"This agreement represents a true partnership between the Federal government and the State of Alabama," said Johnnie Burton, Director of the Department of the Interior's Minerals Management Service (MMS). "It provides the state with a more active role in managing its gas resources while continuing to protect state and public interests."
As part of the agreement, up to 1,460,000 MMBtu (million British Thermal Units) of gas (or approximately 4,000 MMBtu per day) from three Federal leases in the Alabama 8(g) zone will be sold in an unrestricted sale scheduled in October. This represents the first time that Alabama 8(g) gas has been offered in a Royalty in Kind sale.

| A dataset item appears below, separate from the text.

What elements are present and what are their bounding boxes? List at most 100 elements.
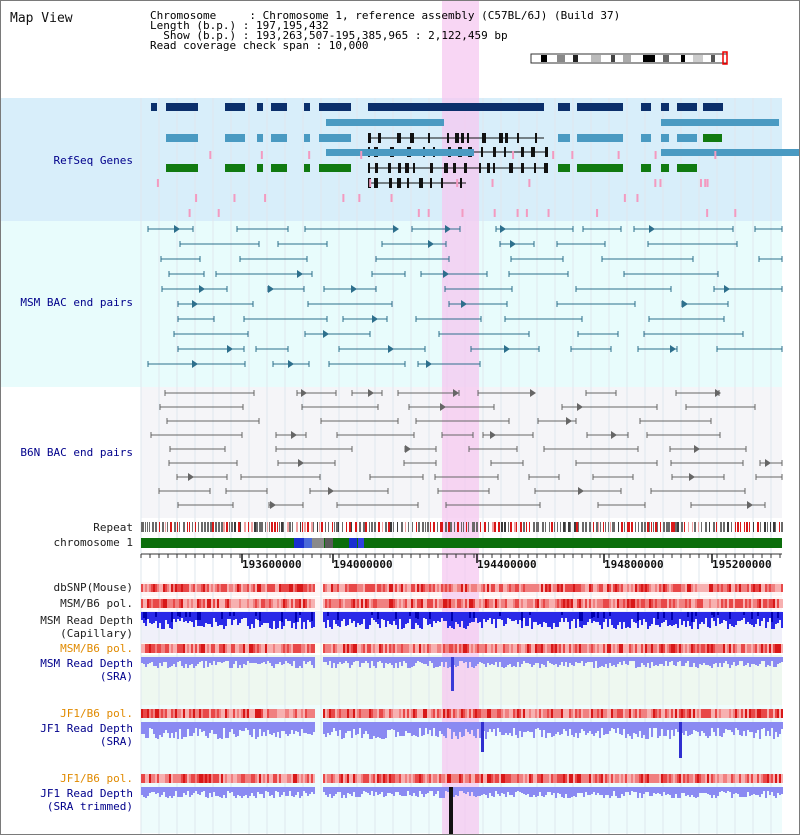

The gas sold in the unrestricted sale involves an aggregation of gas royalties taken "in kind," in the form of product, rather than in value or cash payments, from offshore Federal leases in the Gulf of Mexico. The gas is then sold competitively in the open marketplace. The Royalty in Kind program has been shown to improve government efficiencies, reduce regulatory costs and reporting requirements, shorten the compliance cycle, and ensure a fair return on the public's royalty assets. The program has also successfully reduced administrative costs and provided significant revenue uplifts in previous sales.
The gas from the Alabama 8(g) leases will be combined with up to 124,100,000 MMBtu of RIK gas (or approximately 340,000 MMBtu per day) from other Gulf of Mexico leases that will be offered for sale in early October. "Invitation for offers" for the sale, which also includes gas from the State of Louisiana's 8(g) zone, were published Sept. 27 with sale results expected to be announced the week of October 16. States are entitled to 27 percent of the royalties earned from production that occurs in the Federal 8(g) zone, a 3-mile-wide zone that lies adjacent to the state's seaward boundary.

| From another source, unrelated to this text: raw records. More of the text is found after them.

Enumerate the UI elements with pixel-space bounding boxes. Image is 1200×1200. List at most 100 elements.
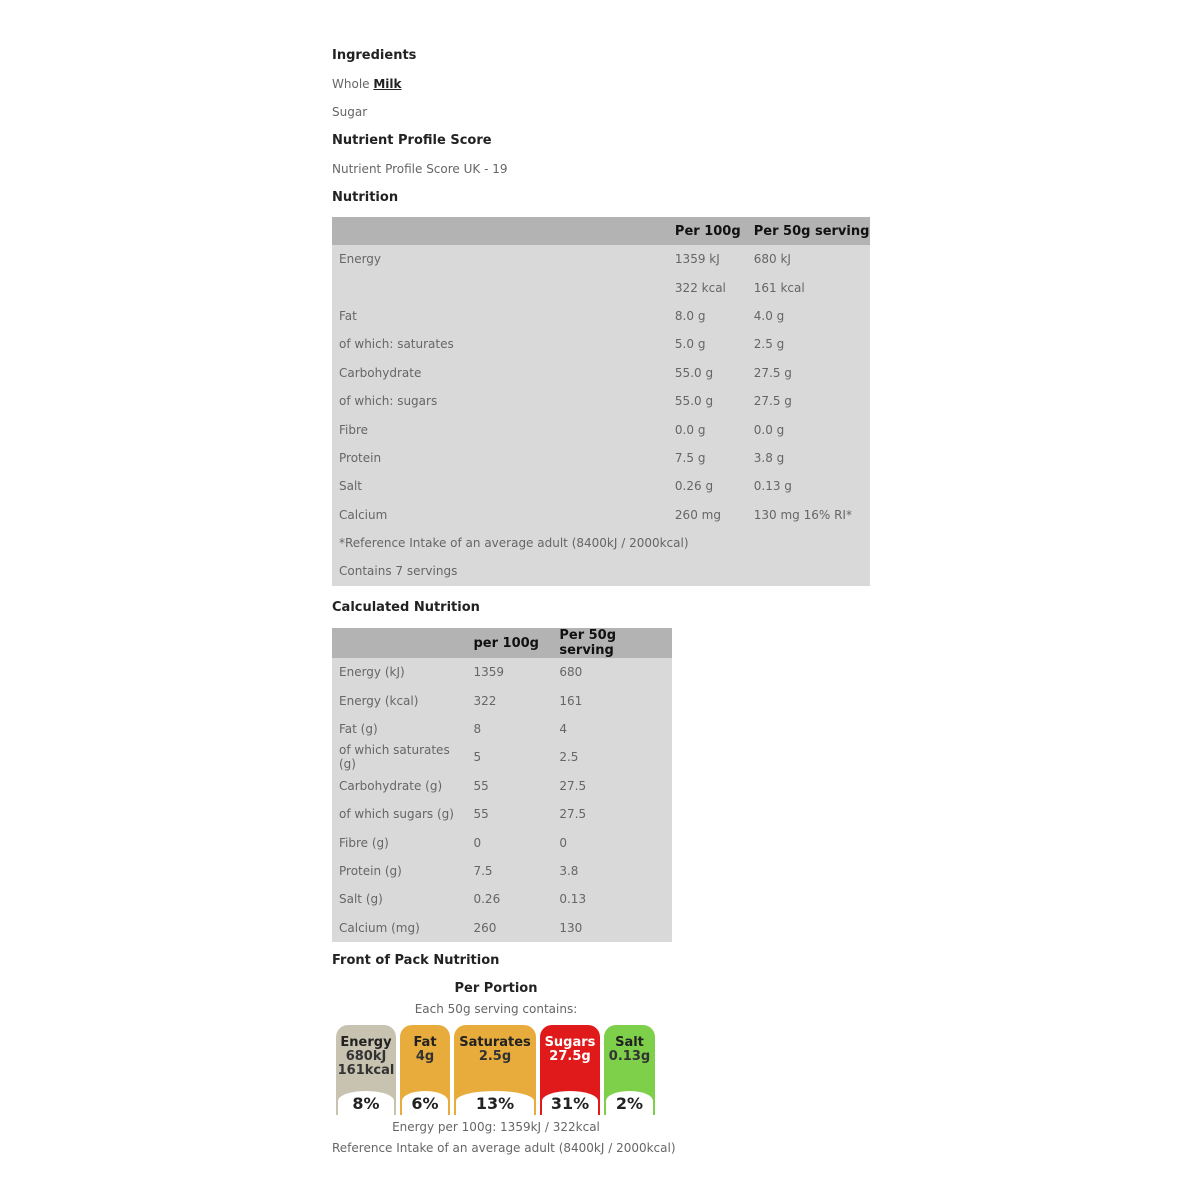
column-header: per 100g [466,628,553,658]
table-cell: 161 [559,693,583,708]
table-cell: 0.0 g [674,422,706,437]
fop-value: 680kJ [345,1049,387,1064]
table-row: Salt 0.26 g 0.13 g [332,472,870,500]
fop-salt: Salt 0.13g 2% [604,1025,655,1115]
fop-heading: Front of Pack Nutrition [332,953,500,968]
column-header [332,628,467,658]
table-cell: 130 [559,920,583,935]
nutrition-heading: Nutrition [332,190,399,205]
table-row: Fat (g) 8 4 [332,715,672,743]
calculated-table: per 100g Per 50g serving Energy (kJ) 1359 68… [332,628,672,942]
allergen: Milk [373,77,402,91]
table-cell: 0 [473,835,482,850]
table-row: Fibre 0.0 g 0.0 g [332,415,870,443]
table-cell: 260 mg [674,507,721,522]
table-row: Fat 8.0 g 4.0 g [332,302,870,330]
fop-value: 4g [415,1049,435,1064]
table-cell: 4.0 g [753,308,785,323]
table-cell: Protein [339,450,382,465]
table-cell: 322 [473,693,497,708]
fop-value: 2.5g [478,1049,512,1064]
table-cell: 7.5 g [674,450,706,465]
table-row: Energy (kJ) 1359 680 [332,658,672,686]
fop-value2: 161kcal [337,1063,395,1078]
table-cell: 27.5 [559,807,587,822]
table-cell: 3.8 g [753,450,785,465]
table-cell: Energy (kJ) [339,665,405,680]
table-cell: 322 kcal [674,280,726,295]
table-cell: 55.0 g [674,394,714,409]
fop-saturates: Saturates 2.5g 13% [454,1025,536,1115]
table-cell: 55 [473,778,489,793]
table-row: Protein (g) 7.5 3.8 [332,857,672,885]
table-row: Protein 7.5 g 3.8 g [332,444,870,472]
table-row: Energy (kcal) 322 161 [332,686,672,714]
table-cell: Fibre [339,422,369,437]
table-cell [332,273,668,301]
table-cell: of which: sugars [339,394,438,409]
table-row: Fibre (g) 0 0 [332,828,672,856]
table-row: of which sugars (g) 55 27.5 [332,800,672,828]
table-cell: Calcium [339,507,388,522]
table-cell: 8 [473,721,482,736]
fop-sugars: Sugars 27.5g 31% [540,1025,600,1115]
table-cell: 3.8 [559,863,579,878]
ingredient-text: Whole [332,77,374,91]
table-row: 322 kcal 161 kcal [332,273,870,301]
fop-percent: 6% [402,1091,448,1115]
fop-label: Energy [340,1035,392,1050]
column-header [332,217,668,245]
header-row: per 100g Per 50g serving [332,628,672,658]
table-cell: 55 [473,807,489,822]
table-cell: Carbohydrate [339,365,422,380]
table-cell: Energy [339,252,382,267]
table-cell: Fat [339,308,357,323]
fop-fat: Fat 4g 6% [400,1025,450,1115]
fop-label: Saturates [459,1035,531,1050]
table-cell: of which: saturates [339,337,454,352]
table-cell: 2.5 [559,750,579,765]
table-cell: Salt (g) [339,892,383,907]
table-row: Carbohydrate (g) 55 27.5 [332,772,672,800]
table-cell: 7.5 [473,863,493,878]
fop-label: Sugars [544,1035,596,1050]
table-row: Calcium (mg) 260 130 [332,914,672,942]
table-row: of which: sugars 55.0 g 27.5 g [332,387,870,415]
fop-label: Fat [413,1035,437,1050]
table-row: of which: saturates 5.0 g 2.5 g [332,330,870,358]
reference-intake: Reference Intake of an average adult (84… [332,1141,676,1155]
table-row: Salt (g) 0.26 0.13 [332,885,672,913]
table-row: Energy 1359 kJ 680 kJ [332,245,870,273]
fop-energy: Energy 680kJ 161kcal 8% [336,1025,396,1115]
table-cell: 161 kcal [753,280,805,295]
table-cell: 27.5 g [753,394,792,409]
table-cell: 2.5 g [753,337,785,352]
each-serving: Each 50g serving contains: [414,1002,578,1016]
table-cell: Protein (g) [339,863,402,878]
table-cell: 1359 kJ [674,252,720,267]
fop-percent: 2% [606,1091,653,1115]
servings: Contains 7 servings [339,564,458,579]
table-cell: 4 [559,721,567,736]
table-cell: 1359 [473,665,505,680]
table-cell: 0 [559,835,567,850]
table-cell: 5 [473,750,482,765]
fop-value: 0.13g [608,1049,651,1064]
table-cell: Carbohydrate (g) [339,778,443,793]
table-cell: 0.26 g [674,479,714,494]
calculated-heading: Calculated Nutrition [332,600,480,615]
table-cell: 680 [559,665,583,680]
ingredient-item: Sugar [332,105,368,119]
ingredients-heading: Ingredients [332,48,417,63]
nutrition-table: Per 100g Per 50g serving Energy 1359 kJ 680 … [332,217,870,586]
header-row: Per 100g Per 50g serving [332,217,870,245]
ingredient-item: Whole Milk [332,77,402,91]
column-header: Per 100g [667,217,747,245]
fop-percent: 13% [456,1091,534,1115]
table-row: Carbohydrate 55.0 g 27.5 g [332,359,870,387]
fop-label: Salt [615,1035,644,1050]
fop-percent: 8% [338,1091,394,1115]
table-cell: Calcium (mg) [339,920,420,935]
table-cell: 130 mg 16% RI* [753,507,852,522]
nps-heading: Nutrient Profile Score [332,133,492,148]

"The RIK program continues to offer positive and measurable returns to the Federal Government and the American people on their royalty assets," Burton said. "RIK sales generated increased receipts of $18 million and $32 million in Fiscal Years 2004 and 2005, respectively, over what would have been received if MMS had taken its royalties in value, or as cash payments." The program also resulted in a reduction of administrative costs of nearly 50 percent when compared to royalty in value, translating to a cost avoidance of $3.74 million in Fiscal Year 2005.